There is nothing wrong with any of these things, but when you get kids in college who read and write at a sixth- or seventh-grade level (no more than five pages of reading for homework; no more than two or three sentences in an essay having to do with one another); know little more about their faith than that the Catholic Church is against abortion and pre-marital sex; can’t tell you what Pentecost is or who Abraham, Isaac, and Jacob were (this is not uncommon); and have not only never read Dante, Chesterton, or Newman, but have absolutely no idea who they are, then you suspect maybe somewhere someone had the priorities wrong.

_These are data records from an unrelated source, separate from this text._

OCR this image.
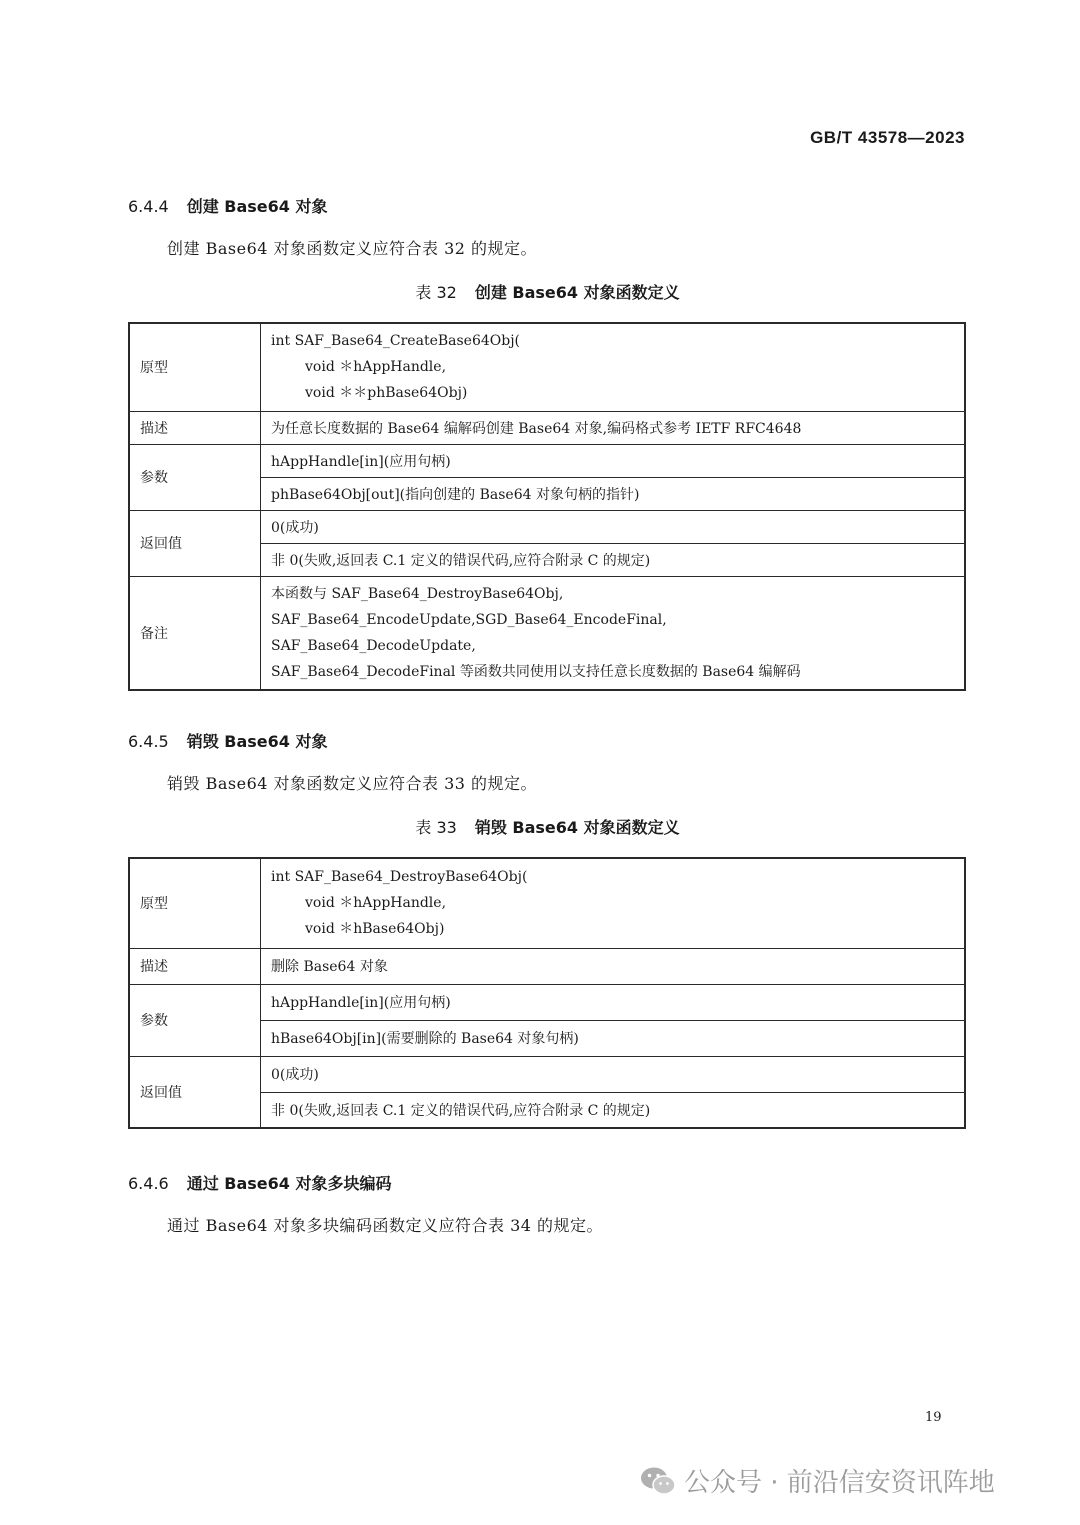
GB/T 43578—2023
6.4.4 创建 Base64 对象
创建 Base64 对象函数定义应符合表 32 的规定。
表 32 创建 Base64 对象函数定义
原型	int SAF_Base64_CreateBase64Obj(
void ＊hAppHandle,
void ＊＊phBase64Obj)

描述	为任意长度数据的 Base64 编解码创建 Base64 对象,编码格式参考 IETF RFC4648
参数	hAppHandle[in](应用句柄)
	phBase64Obj[out](指向创建的 Base64 对象句柄的指针)
返回值	0(成功)
	非 0(失败,返回表 C.1 定义的错误代码,应符合附录 C 的规定)
备注	本函数与 SAF_Base64_DestroyBase64Obj,
SAF_Base64_EncodeUpdate,SGD_Base64_EncodeFinal,
SAF_Base64_DecodeUpdate,
SAF_Base64_DecodeFinal 等函数共同使用以支持任意长度数据的 Base64 编解码
6.4.5 销毁 Base64 对象
销毁 Base64 对象函数定义应符合表 33 的规定。
表 33 销毁 Base64 对象函数定义
原型	int SAF_Base64_DestroyBase64Obj(
void ＊hAppHandle,
void ＊hBase64Obj)

描述	删除 Base64 对象
参数	hAppHandle[in](应用句柄)
	hBase64Obj[in](需要删除的 Base64 对象句柄)
返回值	0(成功)
	非 0(失败,返回表 C.1 定义的错误代码,应符合附录 C 的规定)
6.4.6 通过 Base64 对象多块编码
通过 Base64 对象多块编码函数定义应符合表 34 的规定。
19
公众号 · 前沿信安资讯阵地
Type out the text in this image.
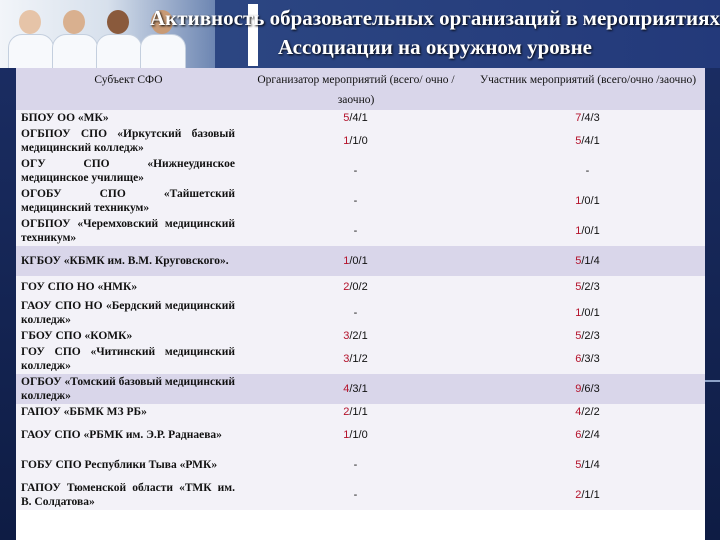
Активность образовательных организаций в мероприятиях Ассоциации на окружном уровне
Субъект СФО	Организатор мероприятий (всего/ очно /заочно)	Участник мероприятий (всего/очно /заочно)
БПОУ ОО «МК»	5/4/1	7/4/3
ОГБПОУ СПО «Иркутский базовый медицинский колледж»	1/1/0	5/4/1
ОГУ СПО «Нижнеудинское медицинское училище»	-	-
ОГОБУ СПО «Тайшетский медицинский техникум»	-	1/0/1
ОГБПОУ «Черемховский медицинский техникум»	-	1/0/1
КГБОУ «КБМК им. В.М. Круговского».	1/0/1	5/1/4
ГОУ СПО НО «НМК»	2/0/2	5/2/3
ГАОУ СПО НО «Бердский медицинский колледж»	-	1/0/1
ГБОУ СПО «КОМК»	3/2/1	5/2/3
ГОУ СПО «Читинский медицинский колледж»	3/1/2	6/3/3
ОГБОУ «Томский базовый медицинский колледж»	4/3/1	9/6/3
ГАПОУ «ББМК МЗ РБ»	2/1/1	4/2/2
ГАОУ СПО «РБМК им. Э.Р. Раднаева»	1/1/0	6/2/4
ГОБУ СПО Республики Тыва «РМК»	-	5/1/4
ГАПОУ Тюменской области «ТМК им. В. Солдатова»	-	2/1/1
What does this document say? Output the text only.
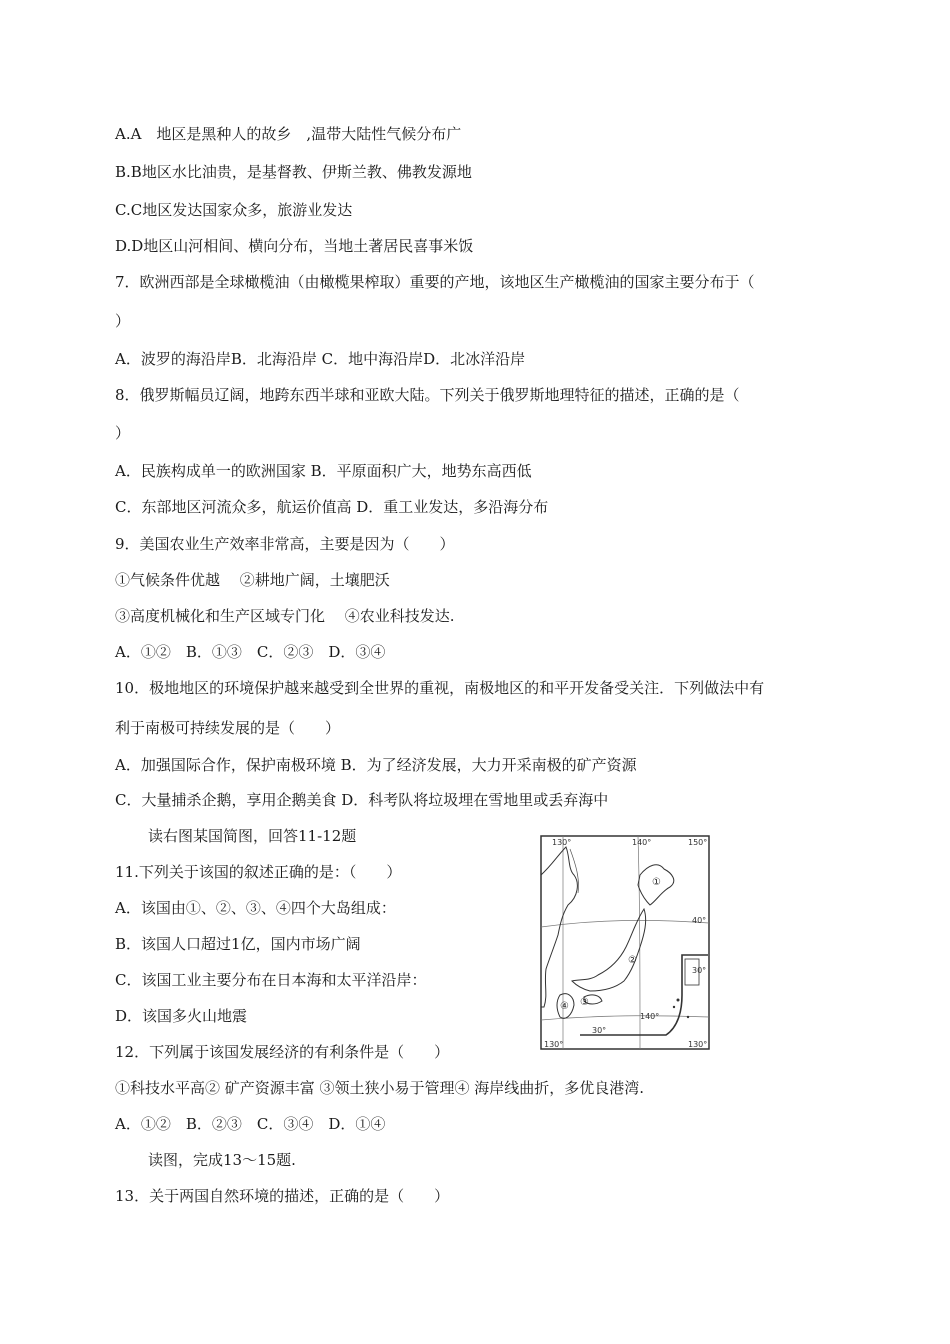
A.A　地区是黑种人的故乡　,温带大陆性气候分布广
B.B地区水比油贵，是基督教、伊斯兰教、佛教发源地
C.C地区发达国家众多，旅游业发达
D.D地区山河相间、横向分布，当地土著居民喜事米饭
7．欧洲西部是全球橄榄油（由橄榄果榨取）重要的产地，该地区生产橄榄油的国家主要分布于（
）
A．波罗的海沿岸B．北海沿岸 C．地中海沿岸D．北冰洋沿岸
8．俄罗斯幅员辽阔，地跨东西半球和亚欧大陆。下列关于俄罗斯地理特征的描述，正确的是（
）
A．民族构成单一的欧洲国家 B．平原面积广大，地势东高西低
C．东部地区河流众多，航运价值高 D．重工业发达，多沿海分布
9．美国农业生产效率非常高，主要是因为（　　）
①气候条件优越　 ②耕地广阔，土壤肥沃
③高度机械化和生产区域专门化　 ④农业科技发达.
A．①②　B．①③　C．②③　D．③④
10．极地地区的环境保护越来越受到全世界的重视，南极地区的和平开发备受关注．下列做法中有
利于南极可持续发展的是（　　）
A．加强国际合作，保护南极环境 B．为了经济发展，大力开采南极的矿产资源
C．大量捕杀企鹅，享用企鹅美食 D．科考队将垃圾埋在雪地里或丢弃海中
读右图某国简图，回答11-12题
11.下列关于该国的叙述正确的是：（　　）
A．该国由①、②、③、④四个大岛组成：
B．该国人口超过1亿，国内市场广阔
C．该国工业主要分布在日本海和太平洋沿岸：
D．该国多火山地震
12．下列属于该国发展经济的有利条件是（　　）
①科技水平高② 矿产资源丰富 ③领土狭小易于管理④ 海岸线曲折，多优良港湾.
A．①②　B．②③　C．③④　D．①④
读图，完成13～15题.
13．关于两国自然环境的描述，正确的是（　　）
130°	140°	150°
140°
130°	130°
40°
30°
30°
①
②
③
④
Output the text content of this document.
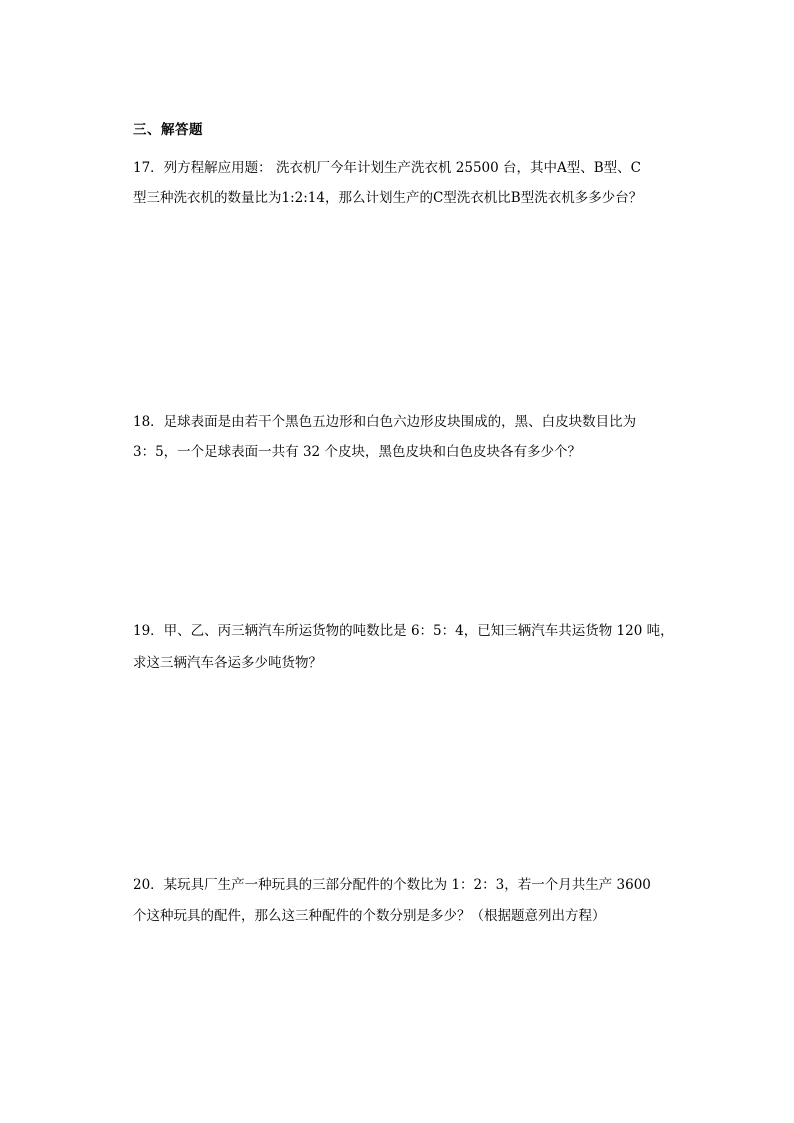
三、解答题
17．列方程解应用题： 洗衣机厂今年计划生产洗衣机 25500 台，其中A型、B型、C
型三种洗衣机的数量比为1:2:14，那么计划生产的C型洗衣机比B型洗衣机多多少台？
18．足球表面是由若干个黑色五边形和白色六边形皮块围成的，黑、白皮块数目比为
3：5，一个足球表面一共有 32 个皮块，黑色皮块和白色皮块各有多少个？
19．甲、乙、丙三辆汽车所运货物的吨数比是 6：5：4，已知三辆汽车共运货物 120 吨，
求这三辆汽车各运多少吨货物？
20．某玩具厂生产一种玩具的三部分配件的个数比为 1：2：3，若一个月共生产 3600
个这种玩具的配件，那么这三种配件的个数分别是多少？（根据题意列出方程）
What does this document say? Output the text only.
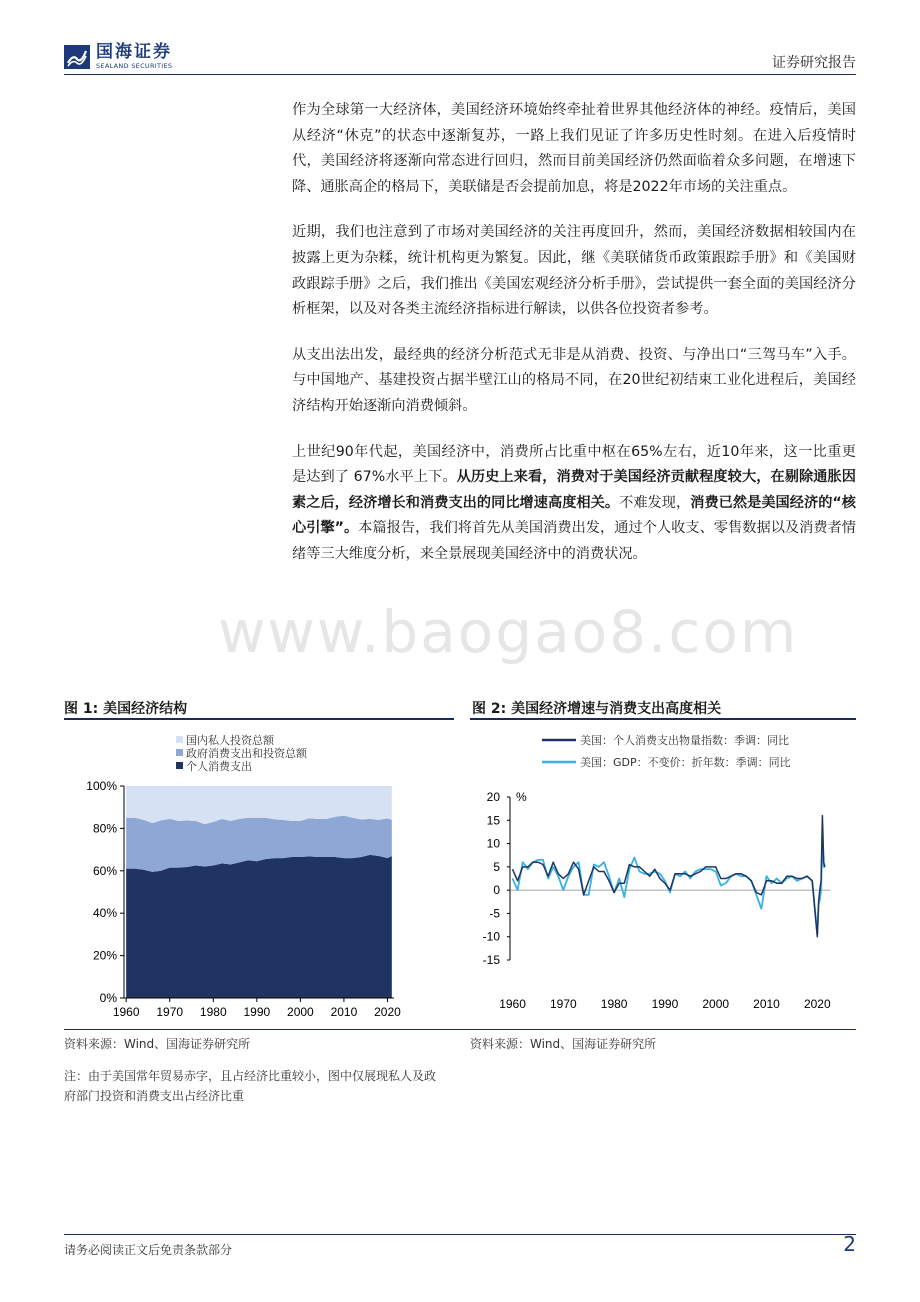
国海证券
SEALAND SECURITIES	证券研究报告

作为全球第一大经济体，美国经济环境始终牵扯着世界其他经济体的神经。疫情后，美国从经济“休克”的状态中逐渐复苏，一路上我们见证了许多历史性时刻。在进入后疫情时代，美国经济将逐渐向常态进行回归，然而目前美国经济仍然面临着众多问题，在增速下降、通胀高企的格局下，美联储是否会提前加息，将是2022年市场的关注重点。

近期，我们也注意到了市场对美国经济的关注再度回升，然而，美国经济数据相较国内在披露上更为杂糅，统计机构更为繁复。因此，继《美联储货币政策跟踪手册》和《美国财政跟踪手册》之后，我们推出《美国宏观经济分析手册》，尝试提供一套全面的美国经济分析框架，以及对各类主流经济指标进行解读，以供各位投资者参考。

从支出法出发，最经典的经济分析范式无非是从消费、投资、与净出口“三驾马车”入手。与中国地产、基建投资占据半壁江山的格局不同，在20世纪初结束工业化进程后，美国经济结构开始逐渐向消费倾斜。

上世纪90年代起，美国经济中，消费所占比重中枢在65%左右，近10年来，这一比重更是达到了 67%水平上下。从历史上来看，消费对于美国经济贡献程度较大，在剔除通胀因素之后，经济增长和消费支出的同比增速高度相关。不难发现，消费已然是美国经济的“核心引擎”。本篇报告，我们将首先从美国消费出发，通过个人收支、零售数据以及消费者情绪等三大维度分析，来全景展现美国经济中的消费状况。

www.baogao8.com
图 1: 美国经济结构	图 2: 美国经济增速与消费支出高度相关
0%
20%
40%
60%
80%
100%
1960 1970 1980 1990 2000 2010 2020
国内私人投资总额
政府消费支出和投资总额
个人消费支出
%
20
15
10
5
0
-5
-10
-15
1960 1970 1980 1990 2000 2010 2020
美国：个人消费支出物量指数：季调：同比
美国：GDP：不变价：折年数：季调：同比
资料来源：Wind、国海证券研究所	资料来源：Wind、国海证券研究所
注：由于美国常年贸易赤字，且占经济比重较小，图中仅展现私人及政府部门投资和消费支出占经济比重
请务必阅读正文后免责条款部分	2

Fulton Sheen was one of the great lights of a generation ago. He tried to impart to the lay faithful the richness of the Catholic intellectual tradition, with frequent discussions of Descartes, Pascal, Augustine, Thomas Aquinas, and many others in order to instruct the simple Catholic laborers and housewives who watched his television show. He clearly believed this was the way to help Catholics make their faith a living reality amid the complexities of the modern world.

Those with the benefit of high levels of secular education who face the challenges of a complex social and political culture need high levels of understanding of their faith; otherwise the faith will soon seem childish and decay into a dead letter, an empty shell: Catholicism with no conviction.

When will Catholic schools once again have the faith Fulton Sheen did in the inherent intelligence of the lay faithful sufficient enough to throw out the boring, empty trash they traffic in now – in order to give young people the real thing? A hundred pages of any modern theology textbook will never be worth a single page of Augustine’s Confessions, John of the Cross’s Dark Night of the Soul, or the Gospel of John.

Such an education is our children’s birthright. Only a fool would sell it off for a mess of pottage.

Randall B. Smith is a Professor of Theology at the University of St. Thomas in Houston, Texas. His latest book is From Here to Eternity: Reflections on Death, Immortality, and the Resurrection of the Body.